Kapan Nikah?

mahes.varaa
Chapter #36

EPILOG

 

IAN’S POV

Belakangan ini ada cewek yang menarik perhatianku. Dari penampilan fisik, dia bukan cewek cantik dan menawan. Dibandingkan dengan banyak perawat muda yang berusaha mendekatiku, dia sama sekali tidak ada apa-apanya. Hanya saja … melihatnya yang mengabaikan ketika tidak ada urusan denganku dan hanya bicara seperlunya ketika aku bicara dengannya, rasa penasaran dalam diriku muncul.

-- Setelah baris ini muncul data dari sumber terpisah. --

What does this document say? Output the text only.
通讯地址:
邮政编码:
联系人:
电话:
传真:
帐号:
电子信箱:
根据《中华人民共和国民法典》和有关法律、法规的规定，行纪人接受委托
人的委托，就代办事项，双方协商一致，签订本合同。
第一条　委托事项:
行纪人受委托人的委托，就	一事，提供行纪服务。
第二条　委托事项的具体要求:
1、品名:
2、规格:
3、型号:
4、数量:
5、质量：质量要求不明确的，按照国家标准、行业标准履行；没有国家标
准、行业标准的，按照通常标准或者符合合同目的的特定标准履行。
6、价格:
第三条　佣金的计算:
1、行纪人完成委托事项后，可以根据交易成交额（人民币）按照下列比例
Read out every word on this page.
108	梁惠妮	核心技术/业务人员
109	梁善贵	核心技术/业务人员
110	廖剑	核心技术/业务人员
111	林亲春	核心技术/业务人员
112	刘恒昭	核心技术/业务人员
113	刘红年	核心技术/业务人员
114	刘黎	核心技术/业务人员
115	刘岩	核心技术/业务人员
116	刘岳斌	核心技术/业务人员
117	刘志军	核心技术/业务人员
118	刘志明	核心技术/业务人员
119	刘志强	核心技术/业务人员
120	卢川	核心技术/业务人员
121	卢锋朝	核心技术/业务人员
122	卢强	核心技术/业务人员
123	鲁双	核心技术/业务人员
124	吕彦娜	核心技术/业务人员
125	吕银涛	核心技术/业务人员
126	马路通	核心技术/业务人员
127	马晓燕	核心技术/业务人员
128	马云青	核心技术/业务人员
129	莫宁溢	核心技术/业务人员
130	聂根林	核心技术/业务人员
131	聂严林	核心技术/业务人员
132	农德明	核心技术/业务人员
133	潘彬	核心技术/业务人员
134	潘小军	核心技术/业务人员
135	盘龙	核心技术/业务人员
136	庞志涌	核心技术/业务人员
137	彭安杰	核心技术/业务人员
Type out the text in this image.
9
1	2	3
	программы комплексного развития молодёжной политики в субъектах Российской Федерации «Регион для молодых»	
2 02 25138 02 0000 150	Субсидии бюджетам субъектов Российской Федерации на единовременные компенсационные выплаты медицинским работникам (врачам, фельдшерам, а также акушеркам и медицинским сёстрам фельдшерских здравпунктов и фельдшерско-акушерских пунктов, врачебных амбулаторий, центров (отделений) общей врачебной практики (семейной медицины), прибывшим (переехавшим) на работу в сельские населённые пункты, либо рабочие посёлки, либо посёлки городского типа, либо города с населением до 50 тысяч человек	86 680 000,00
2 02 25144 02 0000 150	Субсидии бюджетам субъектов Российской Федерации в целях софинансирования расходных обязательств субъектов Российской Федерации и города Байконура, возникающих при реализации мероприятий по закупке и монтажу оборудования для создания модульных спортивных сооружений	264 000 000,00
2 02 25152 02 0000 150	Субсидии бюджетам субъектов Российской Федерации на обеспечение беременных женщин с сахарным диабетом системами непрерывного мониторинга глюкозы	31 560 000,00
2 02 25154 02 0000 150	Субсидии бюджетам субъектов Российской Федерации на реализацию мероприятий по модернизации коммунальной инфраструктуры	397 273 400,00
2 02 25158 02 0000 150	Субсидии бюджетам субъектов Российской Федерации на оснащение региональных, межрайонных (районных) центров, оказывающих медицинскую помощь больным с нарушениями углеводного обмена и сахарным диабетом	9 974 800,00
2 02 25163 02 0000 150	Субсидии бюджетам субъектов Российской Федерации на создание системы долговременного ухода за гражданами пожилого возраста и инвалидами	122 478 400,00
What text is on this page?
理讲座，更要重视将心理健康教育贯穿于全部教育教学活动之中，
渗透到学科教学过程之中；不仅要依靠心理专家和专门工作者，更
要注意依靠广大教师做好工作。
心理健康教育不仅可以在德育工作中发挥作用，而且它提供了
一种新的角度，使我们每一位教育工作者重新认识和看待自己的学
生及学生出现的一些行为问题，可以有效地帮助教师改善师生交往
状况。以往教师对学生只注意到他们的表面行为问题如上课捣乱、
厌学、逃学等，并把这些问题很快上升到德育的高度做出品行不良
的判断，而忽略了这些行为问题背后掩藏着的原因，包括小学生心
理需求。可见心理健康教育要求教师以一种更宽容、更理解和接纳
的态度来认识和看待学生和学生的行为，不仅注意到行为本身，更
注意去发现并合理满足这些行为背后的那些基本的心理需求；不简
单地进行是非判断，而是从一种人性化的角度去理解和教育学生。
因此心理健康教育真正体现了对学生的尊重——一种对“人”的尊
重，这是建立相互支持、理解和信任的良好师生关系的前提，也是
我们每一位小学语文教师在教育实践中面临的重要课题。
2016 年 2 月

Dia adalah Rari-wali sekaligus kakak dari salah satu pasienku-Novi. Belum lama ini departemen bedah umum menerima pasien dari penyakit dalam yang bernama Novi dengan umur 29 tahun. Novi sudah masuk rumah sakit sejak dua hari yang lalu. Awalnya masalah yang Novi derita diberikan ke departemen penyakit dalam dan setelah observasi selama beberapa, pennyakit Novi sepertinya lebih parah dari yang diduga. Penyakit Novi kemudian dilemparkan ke departemen bedah umum, dan dari sanalah aku mulai bertemu dengan Rari-kakak kandung Novi sekaligus wali Novi.

Sebagai dokter junior, aku sering mendapatkan tugas jaga malam. Novi adalah pasien yang termasuk dalam jadwal jagaku untuk melihat perkembangannya. Saat memeriksa Novi, aku bertemu dengan Rari. Pertemuan pertama kami di jam 11 malam. Aku melihat Rari yang masih sibuk dengan laptopnya ketika semua pasien dan yang menjaga sudah tertidur.

“Selamat malam, saya dokter dari bedah umum.”

Tanpa diminta Rari bangkit dari duduknya dan memberikanku tempat untuk memeriksa Novi.

“Besok Mbak Novi tes CT Scan yah. Sudah ada dugaan penyakit Mbak ini apa, tapi harus ada tes dulu untuk membuktikannya agar kami bisa melakukan tindakan lanjutan.”

“Ya, Dok.”

Pertemuan awalku dengan Rari malam itu sebenarnya sama sekali tidak meninggalkan kesan mendalam. Bagiku, Rari sama seperti wali pasien lain. Tapi sedikit demi sedikit Rari mulai menarik perhatianku. Rari mulai terlihat sebagai wanita hebat di mataku. Dia selama lima hari menajag seorang diri Novi yang ternyata mengidap kanker usus besar stadium tiga. Bahkan saat operasi pertamanya yang dimulai jam 11 malam, Rari duduk menunggu seorang diri di ruang tunggu.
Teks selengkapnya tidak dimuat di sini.